UN DRÔLE DE PÈRE
Article
publié dans la Lettre n° 344
du
8 octobre 2012
UN DRÔLE DE PÈRE de Bernard Slade.
Adaptation Gérald Sibleyras. Mise en scène Jean-Luc Moreau avec
Michel Leeb, Anne Jacquemin, Philippe Uchan, Manoëlle Gaillard,
Arthur Fenwick, Murielle Huet des Aunay, Camille Solal.
La situation est classique. François Garnier, mari et père irresponsable,
n’a eu d’autre préoccupation dans la vie que le plaisir de rire
de tout. Il va fêter ses cinquante ans et reçoit pour les vacances,
Christophe, son fils unique, qu’il n’a pas vu depuis deux ans. Sérieux
et très intello, le jeune homme est l’antithèse de ce père irrésistible
aux yeux de tout son entourage, à qui il a fait « le merveilleux
cadeau de son amitié », et surtout celui, sans prix, « de le faire
rire ». Christophe dont l’ambition est de passer un master de philo
puis de faire des recherches dans le domaine de l’histoire de
la philosophie présocratique, a décidé de rester une semaine
chez ce père qui l’a longtemps « oublié », avant de s’envoler avec
jubilation vers Oxford, pour un semestre d’été à l’université. Cependant,
François insiste curieusement pour qu’il reste trois mois et poussé
par sa mère, Christophe accepte, renonçant ainsi à son été studieux.
Partager durant trois mois la vie de ce père ahurissant semble être
aussi utopique que de décoincer ce fils si peu réceptif à l’humour,
qui semble avoir avalé un parapluie, s’habille comme Giscard d’Estaing
et dont le livre de chevet est Critique de la raison pure
d’Emmanuel Kant. Mais François a une furieuse envie de rattraper
le temps perdu, Christophe aussi peut-être…
Gérald Sibleyras récrit davantage qu’il adapte le texte de Bernard
Slade. Son sens inné de l’observation lui permet d’élaborer des
dialogues percutants, directement calqués sur notre vie quotidienne
dont il égratigne les petits défauts à travers les mots ou les choses.
« Twiter » a sa préférence, c’est d’actualité ! Mais son regard
sur le téléphone portable et autres gadgets mettent aussi le public
en joie.
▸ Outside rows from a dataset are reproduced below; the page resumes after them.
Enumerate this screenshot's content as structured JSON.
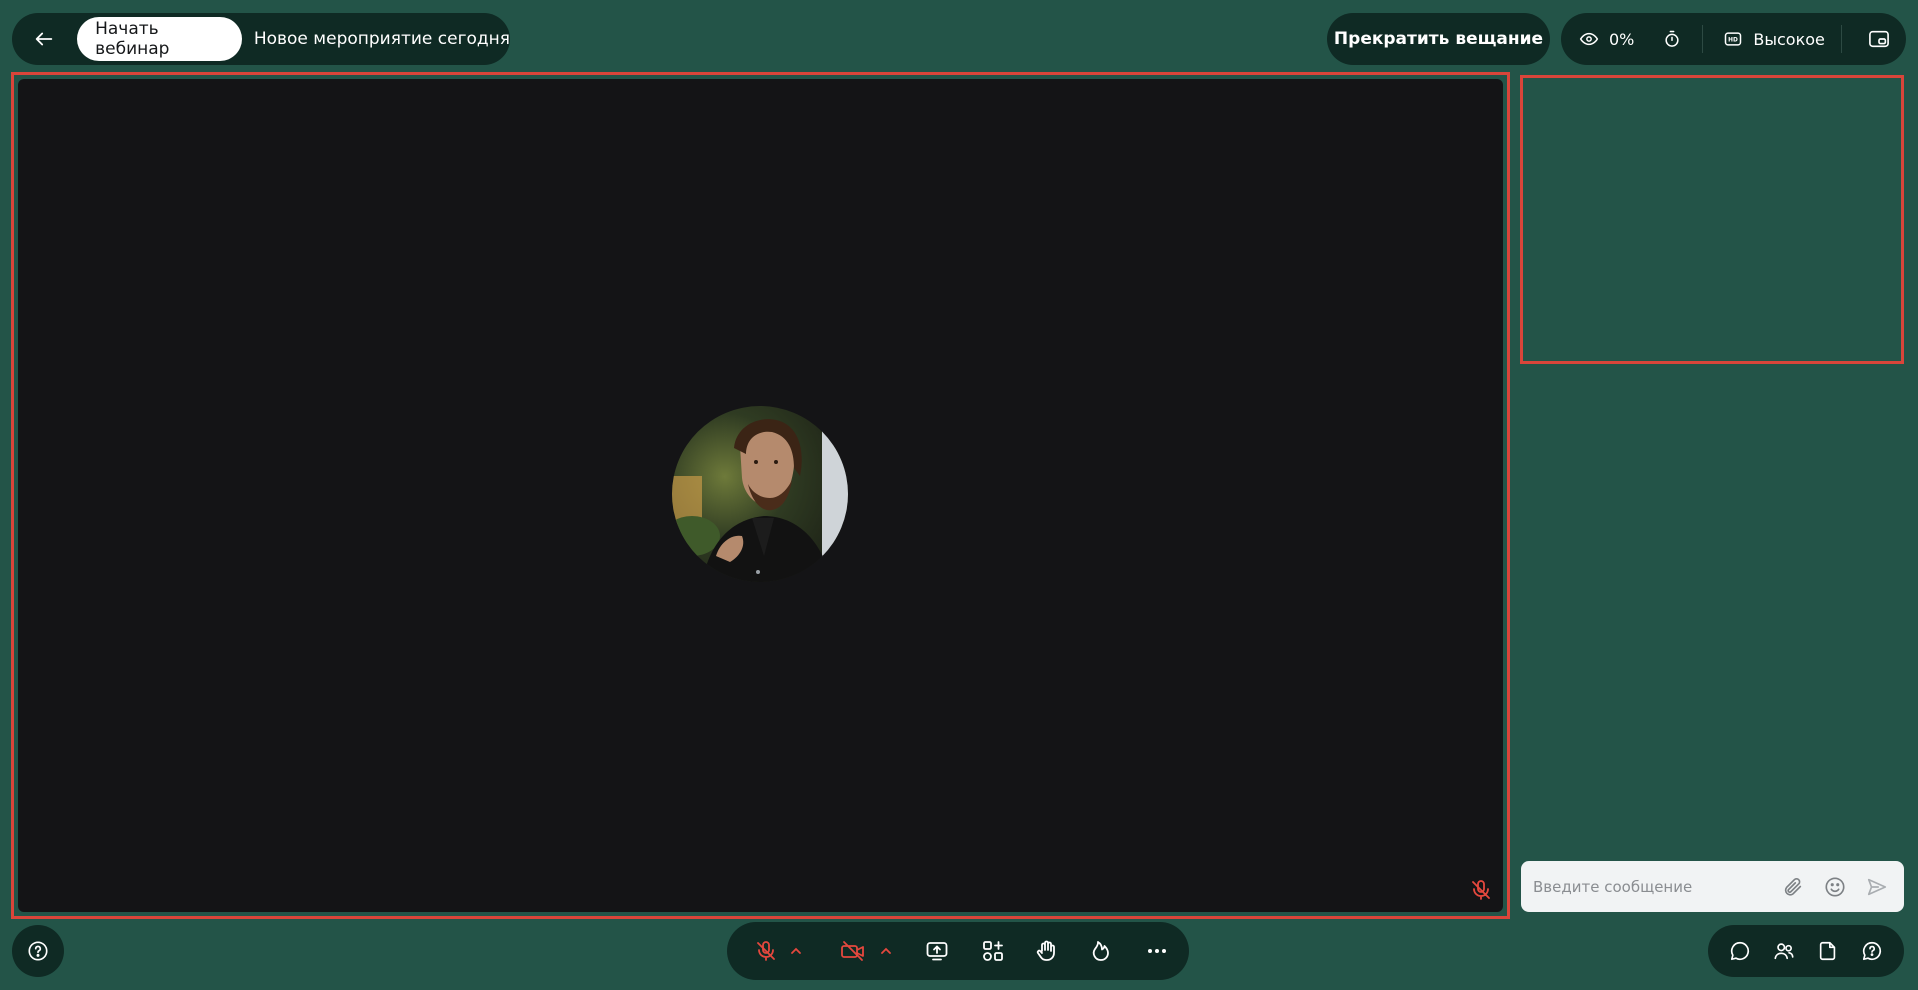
{
  "header": {
    "start_label": "Начать вебинар",
    "event_title": "Новое мероприятие сегодня",
    "stop_label": "Прекратить вещание",
    "viewers_percent": "0%",
    "quality_label": "Высокое"
  },
  "chat": {
    "placeholder": "Введите сообщение"
  },
  "icons": {
    "back": "arrow-left-icon",
    "viewers": "eye-icon",
    "timer": "stopwatch-icon",
    "quality": "hd-icon",
    "pip": "picture-in-picture-icon",
    "attach": "paperclip-icon",
    "emoji": "smile-icon",
    "send": "send-icon",
    "help": "question-icon",
    "mic": "mic-off-icon",
    "camera": "camera-off-icon",
    "screen": "screen-share-icon",
    "apps": "apps-add-icon",
    "hand": "raise-hand-icon",
    "reaction": "flame-icon",
    "more": "more-icon",
    "chat": "chat-icon",
    "participants": "users-icon",
    "files": "file-icon",
    "qa": "question-bubble-icon"
  },
  "colors": {
    "background": "#235448",
    "panel": "#0f2a24",
    "stage": "#141416",
    "highlight": "#d9453a",
    "muted": "#e5483e"
  }
}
Des répliques à la Guitry se glissent parfois dans les
dialogues: « Je t’ai connu plus chaleureux », « tu as raison, je
commence à refroidir », n’auraient pas détonné dans une pièce du
grand maître de l’humour noir.
Jean-Luc Moreau laisse libre cours à son imagination, même si la
personnalité de Michel Leeb est difficilement contrôlable. Ce géant
de la scène aux multiples casquettes, très à l’aise dans ce rôle
taillé sur mesure, enchaîne à un rythme frénétique des situations
toutes plus loufoques les unes que les autres. Arthur Fenwick, particulièrement
juste dans le rôle de Christophe, lui tient tête. Son talent parvient
non seulement à donner de la consistance à un personnage étonnant
mais aussi à rester de marbre, imperturbable face aux facéties ininterrompues
d’un partenaire irrésistible, ce qui n’est pas une mince affaire!
Les autres comédiens sont également très bons. Leurs rôles indispensables
temporisent le rythme de cette comédie trépidante où l’émotion perce
entre deux situations délirantes. De l’art de dire les choses graves
avec légèreté ! Théâtre Montparnasse 14e.